As the decade came to a close, Frank Sinatra was still a fixture on radio—he had returned to Your Hit Parade in the fall of 1947 and stayed for another two years before that show’s sponsor, Lucky Strike, started signing the checks on Light Up Time: a five-day-a-week quarter-hour that paired him with Metropolitan Opera star Dorothy Kirsten.  But “Sinatramania” had started to cool: a television venture that started in the fall of 1950, The Frank Sinatra Show, lasted just two seasons on CBS, and films like Double Dynamite and Meet Danny Wilson were duds at the box office.  Because a man’s gotta eat, Frank agreed to star in an NBC Radio series in the fall of 1953 entitled Rocky Fortune, which cast him as a jack-of-all-trades named Rocko Fortunato who was thrust into detective situations on a weekly basis.  Frank’s “comeback” role—his sensational turn as the pathetic Private Angelo Maggio in the Best Picture winner From Here to Eternity—provided the impetus he needed to bring Mr. Fortune’s escapades to a close shortly after collecting his trophy.  (If you’re curious about Rocky Fortune—a series that has both its defenders and detractors—a Christmas themed episode, “The Plot to Murder Santa Claus,” from December 22, 1953 can be found on the latest Radio Spirits release, The Voices of Christmas Past.)

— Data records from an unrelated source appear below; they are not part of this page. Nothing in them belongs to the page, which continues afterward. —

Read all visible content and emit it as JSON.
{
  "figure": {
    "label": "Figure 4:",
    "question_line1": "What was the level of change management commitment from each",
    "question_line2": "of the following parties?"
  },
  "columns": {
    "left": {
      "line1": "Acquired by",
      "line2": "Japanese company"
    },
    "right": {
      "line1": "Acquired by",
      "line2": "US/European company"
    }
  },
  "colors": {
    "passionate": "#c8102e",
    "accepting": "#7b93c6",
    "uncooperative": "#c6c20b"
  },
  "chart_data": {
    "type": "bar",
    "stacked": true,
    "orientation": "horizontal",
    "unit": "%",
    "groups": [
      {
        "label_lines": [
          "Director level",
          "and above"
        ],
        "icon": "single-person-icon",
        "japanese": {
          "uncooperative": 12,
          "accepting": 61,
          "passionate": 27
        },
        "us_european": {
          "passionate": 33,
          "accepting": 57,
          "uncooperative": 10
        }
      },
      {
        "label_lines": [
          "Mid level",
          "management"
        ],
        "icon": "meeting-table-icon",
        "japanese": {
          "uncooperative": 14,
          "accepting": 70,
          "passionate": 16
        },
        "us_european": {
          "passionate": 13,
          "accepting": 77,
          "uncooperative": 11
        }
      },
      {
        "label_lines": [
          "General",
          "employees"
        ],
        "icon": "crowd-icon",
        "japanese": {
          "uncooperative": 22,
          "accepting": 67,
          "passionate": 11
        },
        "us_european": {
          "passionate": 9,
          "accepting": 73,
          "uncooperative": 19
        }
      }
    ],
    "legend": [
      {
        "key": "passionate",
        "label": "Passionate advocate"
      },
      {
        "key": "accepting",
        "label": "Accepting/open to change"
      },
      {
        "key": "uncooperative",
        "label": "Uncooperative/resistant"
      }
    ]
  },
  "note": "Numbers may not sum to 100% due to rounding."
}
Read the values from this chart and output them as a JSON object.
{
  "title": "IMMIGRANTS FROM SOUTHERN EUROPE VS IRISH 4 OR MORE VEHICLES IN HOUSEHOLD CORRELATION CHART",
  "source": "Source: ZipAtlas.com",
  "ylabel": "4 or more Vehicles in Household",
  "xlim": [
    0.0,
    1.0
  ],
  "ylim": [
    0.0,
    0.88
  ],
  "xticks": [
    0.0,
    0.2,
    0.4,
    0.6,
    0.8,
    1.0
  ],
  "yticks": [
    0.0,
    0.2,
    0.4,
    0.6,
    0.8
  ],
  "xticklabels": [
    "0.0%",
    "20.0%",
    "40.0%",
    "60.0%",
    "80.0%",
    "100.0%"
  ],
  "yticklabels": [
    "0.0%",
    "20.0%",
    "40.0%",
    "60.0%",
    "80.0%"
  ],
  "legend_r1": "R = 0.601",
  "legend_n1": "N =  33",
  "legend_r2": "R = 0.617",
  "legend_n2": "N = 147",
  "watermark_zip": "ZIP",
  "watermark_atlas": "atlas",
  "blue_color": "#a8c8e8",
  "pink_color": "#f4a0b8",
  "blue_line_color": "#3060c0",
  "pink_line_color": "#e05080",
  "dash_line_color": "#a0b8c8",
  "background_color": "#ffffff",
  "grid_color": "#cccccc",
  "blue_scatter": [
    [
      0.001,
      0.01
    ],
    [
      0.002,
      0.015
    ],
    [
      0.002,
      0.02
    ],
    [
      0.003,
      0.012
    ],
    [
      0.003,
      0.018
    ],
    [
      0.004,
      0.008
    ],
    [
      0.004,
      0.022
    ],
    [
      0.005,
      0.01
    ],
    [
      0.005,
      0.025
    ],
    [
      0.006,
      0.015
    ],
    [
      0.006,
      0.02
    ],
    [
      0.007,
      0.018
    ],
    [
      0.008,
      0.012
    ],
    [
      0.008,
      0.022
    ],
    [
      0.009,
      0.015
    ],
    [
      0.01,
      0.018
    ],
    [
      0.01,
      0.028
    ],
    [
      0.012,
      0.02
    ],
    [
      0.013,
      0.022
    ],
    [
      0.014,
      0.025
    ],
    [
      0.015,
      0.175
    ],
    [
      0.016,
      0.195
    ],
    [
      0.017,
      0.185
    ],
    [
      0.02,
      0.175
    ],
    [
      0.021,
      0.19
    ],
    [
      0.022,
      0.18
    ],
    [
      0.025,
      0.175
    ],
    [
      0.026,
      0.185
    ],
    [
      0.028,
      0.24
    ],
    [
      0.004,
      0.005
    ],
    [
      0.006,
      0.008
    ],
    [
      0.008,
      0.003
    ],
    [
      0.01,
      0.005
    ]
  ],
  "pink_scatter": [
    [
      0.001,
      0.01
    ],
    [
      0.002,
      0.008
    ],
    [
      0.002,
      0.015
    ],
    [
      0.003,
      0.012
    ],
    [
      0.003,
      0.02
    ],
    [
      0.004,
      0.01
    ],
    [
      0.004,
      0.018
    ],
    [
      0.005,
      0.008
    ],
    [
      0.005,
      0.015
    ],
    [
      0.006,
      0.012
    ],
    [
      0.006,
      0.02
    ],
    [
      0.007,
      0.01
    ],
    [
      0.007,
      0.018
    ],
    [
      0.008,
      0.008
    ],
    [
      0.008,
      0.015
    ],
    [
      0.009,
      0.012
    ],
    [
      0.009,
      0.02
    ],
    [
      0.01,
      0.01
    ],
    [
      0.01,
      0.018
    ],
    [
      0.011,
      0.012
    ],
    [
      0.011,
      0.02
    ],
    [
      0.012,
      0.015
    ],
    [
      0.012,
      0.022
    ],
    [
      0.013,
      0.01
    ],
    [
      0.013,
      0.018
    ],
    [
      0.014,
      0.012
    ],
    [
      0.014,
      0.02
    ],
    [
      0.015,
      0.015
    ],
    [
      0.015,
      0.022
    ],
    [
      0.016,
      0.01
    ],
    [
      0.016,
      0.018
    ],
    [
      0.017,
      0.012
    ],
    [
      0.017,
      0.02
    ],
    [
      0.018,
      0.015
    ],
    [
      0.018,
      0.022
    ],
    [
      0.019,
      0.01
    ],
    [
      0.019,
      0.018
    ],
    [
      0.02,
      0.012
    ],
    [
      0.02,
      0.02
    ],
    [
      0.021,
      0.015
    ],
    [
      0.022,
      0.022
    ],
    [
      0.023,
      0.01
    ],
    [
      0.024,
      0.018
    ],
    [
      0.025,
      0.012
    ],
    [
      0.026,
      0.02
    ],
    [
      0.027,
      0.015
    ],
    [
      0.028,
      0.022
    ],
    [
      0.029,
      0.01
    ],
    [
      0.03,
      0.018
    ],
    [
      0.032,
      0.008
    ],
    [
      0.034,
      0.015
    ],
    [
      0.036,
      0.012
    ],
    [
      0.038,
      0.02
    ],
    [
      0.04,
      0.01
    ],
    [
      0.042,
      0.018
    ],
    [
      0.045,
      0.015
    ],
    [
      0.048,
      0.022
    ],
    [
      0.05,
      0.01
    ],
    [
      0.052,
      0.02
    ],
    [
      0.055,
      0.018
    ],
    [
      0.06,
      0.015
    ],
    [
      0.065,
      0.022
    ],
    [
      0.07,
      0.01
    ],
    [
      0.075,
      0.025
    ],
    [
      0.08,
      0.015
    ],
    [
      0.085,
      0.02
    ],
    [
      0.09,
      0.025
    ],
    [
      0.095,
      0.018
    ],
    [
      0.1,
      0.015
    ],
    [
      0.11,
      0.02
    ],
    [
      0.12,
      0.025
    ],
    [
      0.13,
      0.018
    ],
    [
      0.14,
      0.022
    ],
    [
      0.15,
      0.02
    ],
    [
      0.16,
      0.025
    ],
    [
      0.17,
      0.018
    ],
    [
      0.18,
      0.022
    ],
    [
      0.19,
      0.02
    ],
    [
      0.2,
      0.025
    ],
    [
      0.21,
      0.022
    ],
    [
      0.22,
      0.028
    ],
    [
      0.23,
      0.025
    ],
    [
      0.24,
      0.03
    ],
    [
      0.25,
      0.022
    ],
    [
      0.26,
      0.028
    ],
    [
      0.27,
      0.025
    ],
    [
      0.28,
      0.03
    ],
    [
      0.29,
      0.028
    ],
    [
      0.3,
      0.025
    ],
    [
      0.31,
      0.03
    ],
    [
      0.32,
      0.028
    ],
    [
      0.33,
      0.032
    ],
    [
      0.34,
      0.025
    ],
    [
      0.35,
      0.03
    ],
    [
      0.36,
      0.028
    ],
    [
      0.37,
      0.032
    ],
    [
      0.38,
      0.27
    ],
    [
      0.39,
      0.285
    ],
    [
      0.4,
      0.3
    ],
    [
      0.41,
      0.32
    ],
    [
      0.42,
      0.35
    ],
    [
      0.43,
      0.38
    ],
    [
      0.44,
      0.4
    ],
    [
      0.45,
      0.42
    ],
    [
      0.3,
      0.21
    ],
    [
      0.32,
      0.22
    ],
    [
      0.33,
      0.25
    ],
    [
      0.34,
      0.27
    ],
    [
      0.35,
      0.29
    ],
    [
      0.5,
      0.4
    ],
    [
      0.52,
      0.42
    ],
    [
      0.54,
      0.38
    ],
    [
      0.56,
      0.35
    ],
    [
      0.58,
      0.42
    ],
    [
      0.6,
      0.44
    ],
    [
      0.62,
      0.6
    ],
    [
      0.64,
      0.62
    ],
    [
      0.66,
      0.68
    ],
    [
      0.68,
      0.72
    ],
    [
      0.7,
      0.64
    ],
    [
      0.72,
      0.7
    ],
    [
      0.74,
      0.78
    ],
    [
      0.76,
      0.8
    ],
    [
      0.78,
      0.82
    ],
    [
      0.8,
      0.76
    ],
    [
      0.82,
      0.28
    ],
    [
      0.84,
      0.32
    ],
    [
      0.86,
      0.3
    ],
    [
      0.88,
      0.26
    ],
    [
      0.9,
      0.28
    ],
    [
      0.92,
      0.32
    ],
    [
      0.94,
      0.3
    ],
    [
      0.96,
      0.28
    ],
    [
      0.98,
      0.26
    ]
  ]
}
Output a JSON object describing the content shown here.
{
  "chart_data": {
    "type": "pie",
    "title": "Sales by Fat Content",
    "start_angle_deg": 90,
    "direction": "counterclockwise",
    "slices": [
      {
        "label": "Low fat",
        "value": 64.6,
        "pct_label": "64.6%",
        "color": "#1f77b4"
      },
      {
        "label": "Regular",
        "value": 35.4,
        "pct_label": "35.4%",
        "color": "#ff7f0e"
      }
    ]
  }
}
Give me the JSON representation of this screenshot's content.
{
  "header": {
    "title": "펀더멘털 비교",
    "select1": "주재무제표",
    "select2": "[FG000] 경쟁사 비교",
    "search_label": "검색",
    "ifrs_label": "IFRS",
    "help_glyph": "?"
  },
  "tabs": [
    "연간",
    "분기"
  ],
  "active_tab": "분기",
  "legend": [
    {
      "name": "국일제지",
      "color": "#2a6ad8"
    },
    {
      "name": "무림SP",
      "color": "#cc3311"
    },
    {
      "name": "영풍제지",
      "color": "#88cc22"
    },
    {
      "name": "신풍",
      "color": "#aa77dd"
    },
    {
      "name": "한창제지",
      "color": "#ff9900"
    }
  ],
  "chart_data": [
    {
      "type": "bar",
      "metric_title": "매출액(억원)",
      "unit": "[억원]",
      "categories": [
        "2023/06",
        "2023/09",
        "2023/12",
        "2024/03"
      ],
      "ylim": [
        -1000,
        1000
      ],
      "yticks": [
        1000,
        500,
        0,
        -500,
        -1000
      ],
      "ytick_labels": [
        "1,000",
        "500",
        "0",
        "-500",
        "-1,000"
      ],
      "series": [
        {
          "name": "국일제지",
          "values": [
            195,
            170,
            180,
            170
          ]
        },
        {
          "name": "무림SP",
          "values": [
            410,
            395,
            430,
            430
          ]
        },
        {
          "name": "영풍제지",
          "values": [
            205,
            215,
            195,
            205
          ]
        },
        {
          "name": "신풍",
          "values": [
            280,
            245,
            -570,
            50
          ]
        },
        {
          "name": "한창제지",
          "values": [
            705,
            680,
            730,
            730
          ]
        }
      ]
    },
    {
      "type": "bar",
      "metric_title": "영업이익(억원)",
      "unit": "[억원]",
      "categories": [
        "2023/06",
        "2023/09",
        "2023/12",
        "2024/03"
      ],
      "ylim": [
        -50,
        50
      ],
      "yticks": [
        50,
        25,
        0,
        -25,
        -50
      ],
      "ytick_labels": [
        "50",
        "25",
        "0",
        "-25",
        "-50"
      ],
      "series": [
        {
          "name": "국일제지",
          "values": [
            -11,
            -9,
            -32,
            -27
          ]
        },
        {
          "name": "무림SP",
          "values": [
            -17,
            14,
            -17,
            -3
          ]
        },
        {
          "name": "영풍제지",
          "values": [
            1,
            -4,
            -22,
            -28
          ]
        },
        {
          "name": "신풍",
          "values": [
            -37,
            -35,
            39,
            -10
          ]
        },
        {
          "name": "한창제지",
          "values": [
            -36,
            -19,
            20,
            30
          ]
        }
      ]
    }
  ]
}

Frank Sinatra continued broadcasting on radio until 1955 (he was doing a twice-a-week quarter hour on NBC about the same time as his stint on Rocky Fortune), but with his movie career resurrected, and at the peak of his recording powers, he concentrated solely on those pursuits.  But, if you’re fortunate to listen to The Voice at the height of his “bobby soxer” fame through archival recordings, you can’t deny the electricity that the actor-singer brought before a microphone.  Radio made Frank Sinatra’s career and, on the occasion of his birthday, we’re awfully glad that it did.

One Comment

  1. ClassicBecky says:

    How did I let this get by me? I LOVE Sinatra and always will. My Dad used to pose with his cigarette to look just like Frank on an album cover, and we loved it. He looked just like him!

    I don’t think Sinatra was ever better than his performance of “The Lady is a Tramp” in Pal Joey. I’ve heard other versions, even other versions by him, and that one tops them all. He was the right age, the right time, the right orchestra, the right cynical charm and THAT VOICE.

    I really enjoyed this article about him — good job!